After watching her father struggle with amyotrophic lateral sclerosis, ultimately losing his life to the disease, Cindy Lister felt compelled to do something.
ALS, also known as Lou Gehrig’s Disease, weakens the muscles of the body, eventually leading to paralysis. Those with later stages of the disease may need a feeding tube, as eating is too difficult. Generally, those who suffer from the disease die from either respiratory failure or pneumonia within five years of the onset of symptoms. One of the most well-known people who have the disease, famed physicist Stephen Hawking, has endured the disease for over 50 years. Currently, there is no cure.
“ALS is not a very popular disease, but when it touches a family, when it strikes you, it strikes you very deeply,” said Lister.
Setting out to bring the disease to the front of more people’s minds, Lister and five friends created the ALS Cycle of Hope, a 10-day event which will see them travel 560 kilometres from Kamloops to Hope to raise awareness for the disease.

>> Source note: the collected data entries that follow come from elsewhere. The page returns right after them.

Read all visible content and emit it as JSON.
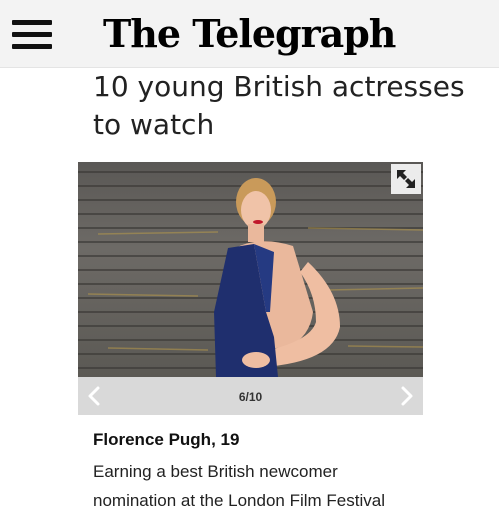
{
  "header": {
    "logo_text": "The Telegraph",
    "menu_icon": "hamburger-menu-icon"
  },
  "article": {
    "headline": "10 young British actresses to watch"
  },
  "gallery": {
    "expand_icon": "expand-icon",
    "prev_icon": "chevron-left-icon",
    "next_icon": "chevron-right-icon",
    "counter": "6/10",
    "caption_title": "Florence Pugh, 19",
    "caption_text": "Earning a best British newcomer nomination at the London Film Festival"
  },
  "colors": {
    "header_bg": "#f3f3f3",
    "nav_bar_bg": "#d9d9d9",
    "dress": "#1f2f6e"
  }
}
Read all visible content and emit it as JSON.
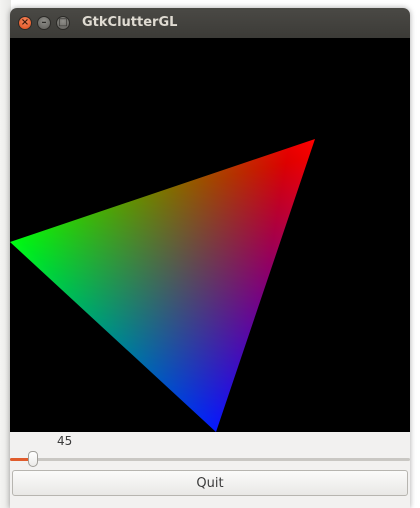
{
  "window": {
    "title": "GtkClutterGL",
    "controls": [
      "close-icon",
      "minimize-icon",
      "maximize-icon"
    ]
  },
  "stage": {
    "background": "#000000",
    "triangle": {
      "vertex_colors": [
        "#ff0000",
        "#00ff00",
        "#0000ff"
      ]
    }
  },
  "slider": {
    "value_label": "45",
    "value": 45,
    "min": 0,
    "max": 360,
    "accent": "#e05c2c"
  },
  "quit_label": "Quit"
}
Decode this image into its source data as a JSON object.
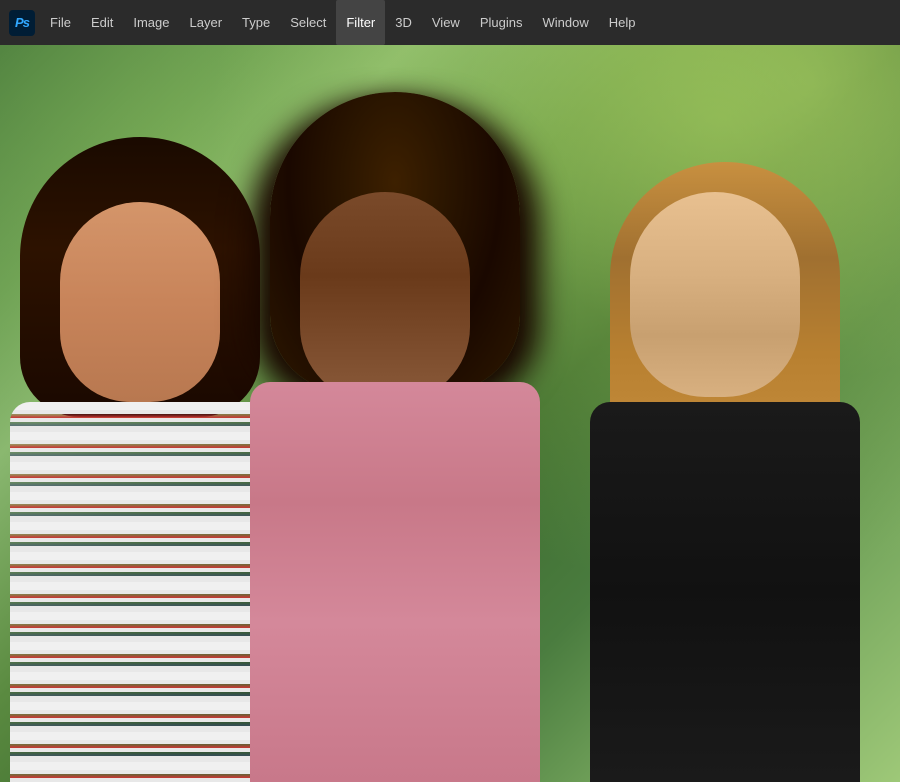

The team, in matching purple and white outfits, stopped in Penticton for a hot dog barbecue at Rona, where they met and mingled with members of the community. While the team hopes to raise $5,000 for ALS, the purpose of the ride is to build both awareness and a foundation the group can expand on next year.
“We’re a small team this year but next year it will be a bigger team and the idea is it’s going to be a bigger team raising the awareness, but also having fun along the way in some of these communities because there’s so much to offer,” said Trish Fougner, one of the team members.
In the future, the group will be looking to not only expand the team of cyclists, but to also open up certain segments of the route to those who want to join the cause, allowing people to ride with the cyclists and contributing without having to train for the 560 km distance. Along the way, the team has been stopping at various communities on their route, seeking donations and raising further awareness for their event, as well as ALS in general. These stops, said Lister, are where families coping with ALS come forward and connect with the riders.
“The families we have been encountering are a variety of people who have lost a brother, mother grandfather,” she said. “People that do stop and donate, they have something to share. They want to talk, they need to talk and we’re here to listen.”